– Угу.

– А тебе все равно нравится?

Я кивнула.

Он чуть прищурился:

– Я считал, что тебе это может показаться оскорбительным.

– Мне есть из-за чего переживать кроме того, отражают ли «Парни и девушки» достаточно сбалансированное мировоззрение.

Он рассмеялся коротко и счастливо:

– Вот и хорошо. А то я думал, что мне придется выбрасывать коллекцию Роджерса и Хаммерштейна.

Я всмотрелась ему в лицо, пытаясь понять, не дразнит ли он меня. Кажется, нет.

– Ты в самом деле собираешь записи Роджерса и Хаммерштейна?

Он кивнул, и глаза у него стали еще ярче.

– Только Роджерса и Хаммерштейна или все мюзиклы?

– Всех у меня еще нет, но вообще-то все.

Я помотала головой.

– А что такое?

– Ты романтик.

– Ты так говоришь, будто это плохо.

– Вся эта фигня насчет «долго и счастливо» хороша на сцене, но к жизни мало имеет отношения.

Теперь пришла его очередь всматриваться мне в лицо. Наверное, увиденное ему не понравилось, и поэтому он нахмурился.

– Ты предложила идти в театр. Если ты все это не любишь, зачем мы сюда пришли?

Я пожала плечами:

– Когда я попросила тебя о свидании в цивильной одежде, я не знала, куда тебя повести. Хотела, чтобы было необычное. А к тому же я люблю мюзиклы. Просто я не думаю, что они отражают реальную жизнь.

– А ты не такая крутая, как хочешь изобразить.

– Такая, такая.

– Не верю. Я думаю, ты эту фигню насчет «долго и счастливо» любишь не меньше меня. Ты просто боишься ей верить.

– Не боюсь, просто проявляю осторожность.

– Слишком часто разочаровывалась?

– Может быть. – Я скрестила руки на груди. Психолог сказал бы, что я замкнулась и прервала общение. Ну и пошел бы он на фиг, этот психолог.

– О чем ты думаешь?

Я пожала плечами.

– Расскажи мне, пожалуйста.

Я поглядела в эти искренние карие глаза и захотела поехать домой одна. Но вместо этого сказала:

– «Долго и счастливо» – это ложь, Ричард. И стало ложью еще тогда, когда мне было восемь.

– Когда погибла твоя мать.

Я только молча посмотрела на него. В мои двадцать четыре рана этой первой потери еще кровоточила. С ней можно свыкнуться, терпеть, выносить, но избавиться – никогда. И никогда уже не поверишь по-настоящему, что на свете есть добро и счастье. Не поверишь, что не спикирует с неба какая-нибудь мерзость и не унесет его прочь. По мне лучше дюжина вампиров, чем бессмысленный несчастный случай.
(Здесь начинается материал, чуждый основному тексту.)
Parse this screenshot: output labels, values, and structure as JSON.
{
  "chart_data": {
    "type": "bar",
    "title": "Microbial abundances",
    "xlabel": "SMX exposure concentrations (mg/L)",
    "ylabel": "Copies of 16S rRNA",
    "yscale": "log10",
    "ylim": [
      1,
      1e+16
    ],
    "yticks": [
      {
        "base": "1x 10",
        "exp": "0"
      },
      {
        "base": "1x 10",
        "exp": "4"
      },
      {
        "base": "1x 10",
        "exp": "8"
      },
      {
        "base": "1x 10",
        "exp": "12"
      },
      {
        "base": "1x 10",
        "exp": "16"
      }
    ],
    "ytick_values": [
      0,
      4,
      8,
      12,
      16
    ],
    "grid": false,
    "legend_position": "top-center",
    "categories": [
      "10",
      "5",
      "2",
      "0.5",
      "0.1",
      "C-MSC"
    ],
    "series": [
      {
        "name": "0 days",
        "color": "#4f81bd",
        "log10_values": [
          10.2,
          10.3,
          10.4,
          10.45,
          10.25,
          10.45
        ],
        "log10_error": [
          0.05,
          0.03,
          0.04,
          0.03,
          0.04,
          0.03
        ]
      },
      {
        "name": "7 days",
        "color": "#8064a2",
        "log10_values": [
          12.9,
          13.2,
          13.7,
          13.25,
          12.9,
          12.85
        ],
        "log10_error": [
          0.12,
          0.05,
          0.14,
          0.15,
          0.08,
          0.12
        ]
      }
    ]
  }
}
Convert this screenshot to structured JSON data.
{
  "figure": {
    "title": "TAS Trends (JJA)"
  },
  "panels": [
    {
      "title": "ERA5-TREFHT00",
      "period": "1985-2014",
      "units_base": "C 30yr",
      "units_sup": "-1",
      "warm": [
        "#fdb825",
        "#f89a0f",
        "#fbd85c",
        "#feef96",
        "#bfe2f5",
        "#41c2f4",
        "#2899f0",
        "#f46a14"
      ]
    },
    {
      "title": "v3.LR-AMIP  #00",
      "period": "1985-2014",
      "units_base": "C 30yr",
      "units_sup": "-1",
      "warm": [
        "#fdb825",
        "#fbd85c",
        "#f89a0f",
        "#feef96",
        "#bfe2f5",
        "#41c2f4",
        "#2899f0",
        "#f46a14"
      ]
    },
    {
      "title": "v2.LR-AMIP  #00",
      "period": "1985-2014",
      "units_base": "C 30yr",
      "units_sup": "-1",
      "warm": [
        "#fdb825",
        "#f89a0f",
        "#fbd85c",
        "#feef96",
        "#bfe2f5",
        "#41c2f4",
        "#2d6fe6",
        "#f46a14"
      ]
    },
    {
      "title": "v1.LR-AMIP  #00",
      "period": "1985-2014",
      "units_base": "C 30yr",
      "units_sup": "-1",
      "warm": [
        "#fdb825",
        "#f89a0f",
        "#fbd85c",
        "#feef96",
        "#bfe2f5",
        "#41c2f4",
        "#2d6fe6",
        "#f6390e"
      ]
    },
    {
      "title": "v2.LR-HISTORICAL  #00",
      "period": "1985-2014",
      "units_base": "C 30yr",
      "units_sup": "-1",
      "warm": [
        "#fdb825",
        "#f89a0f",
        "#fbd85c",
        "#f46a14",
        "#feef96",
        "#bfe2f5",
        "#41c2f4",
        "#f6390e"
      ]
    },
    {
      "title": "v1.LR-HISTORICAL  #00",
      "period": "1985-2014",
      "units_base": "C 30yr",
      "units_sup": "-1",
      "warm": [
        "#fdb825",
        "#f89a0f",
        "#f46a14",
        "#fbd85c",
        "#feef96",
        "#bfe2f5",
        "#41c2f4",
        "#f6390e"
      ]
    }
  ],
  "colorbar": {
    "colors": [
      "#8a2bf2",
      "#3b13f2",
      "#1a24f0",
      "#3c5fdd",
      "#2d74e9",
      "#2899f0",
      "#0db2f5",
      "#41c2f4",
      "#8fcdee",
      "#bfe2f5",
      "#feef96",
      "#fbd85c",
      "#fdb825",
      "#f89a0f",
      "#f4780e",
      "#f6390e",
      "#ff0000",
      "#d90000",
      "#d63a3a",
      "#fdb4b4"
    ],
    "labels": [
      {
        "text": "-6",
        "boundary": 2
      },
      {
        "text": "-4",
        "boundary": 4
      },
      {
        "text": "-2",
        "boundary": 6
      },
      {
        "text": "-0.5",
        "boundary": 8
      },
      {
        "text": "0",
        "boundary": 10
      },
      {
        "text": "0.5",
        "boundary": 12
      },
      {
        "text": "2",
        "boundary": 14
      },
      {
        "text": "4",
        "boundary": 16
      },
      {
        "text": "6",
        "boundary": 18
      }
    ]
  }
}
Он взял мою руку, которой я сжимала его плечо.

– Обещаю тебе, Анита, – я не погибну по твоей вине.

Кто-то засмеялся – низкий хохоток, пробегающий по коже, как прикосновение пальцев. Такой ощутимый смех мог быть только у единственного существа в мире – у Жан-Клода. Я обернулась – и увидела его посреди прохода. Как он подошел, я не слышала. Движения не ощутила. Просто он появился как по волшебству.

– Не давай обещаний, которые не сможешь сдержать, Ричард.

4

Я оттолкнулась от кресла, шагнув вперед, чтобы дать место Ричарду встать. Я чувствовала его спиной, и это чувство было бы приятно, если бы я не беспокоилась за него больше, чем за себя.

Жан-Клод был одет в блестящий черный смокинг с фалдами. Белый жилет с мельчайшими черными точками обрамлял блестящую белизну его сорочки. Высокий жесткий воротник с мягким черным шейным платком, завязанным вокруг и заткнутым под жилет, будто галстуков еще не изобрели. Булавка в жилете из серебристого и черного оникса. Черные туфли с нашлепками, как те, что носил Фред Астор, хотя я подозреваю, что весь наряд – куда более раннего стиля.

Длинные волны ухоженных волос спадали до воротника. Я знала, какого цвета у него глаза, хотя сейчас в них не смотрела. Синие, как полночь, цвет настоящего сапфира. В глаза вампиру не гляди. Это правило.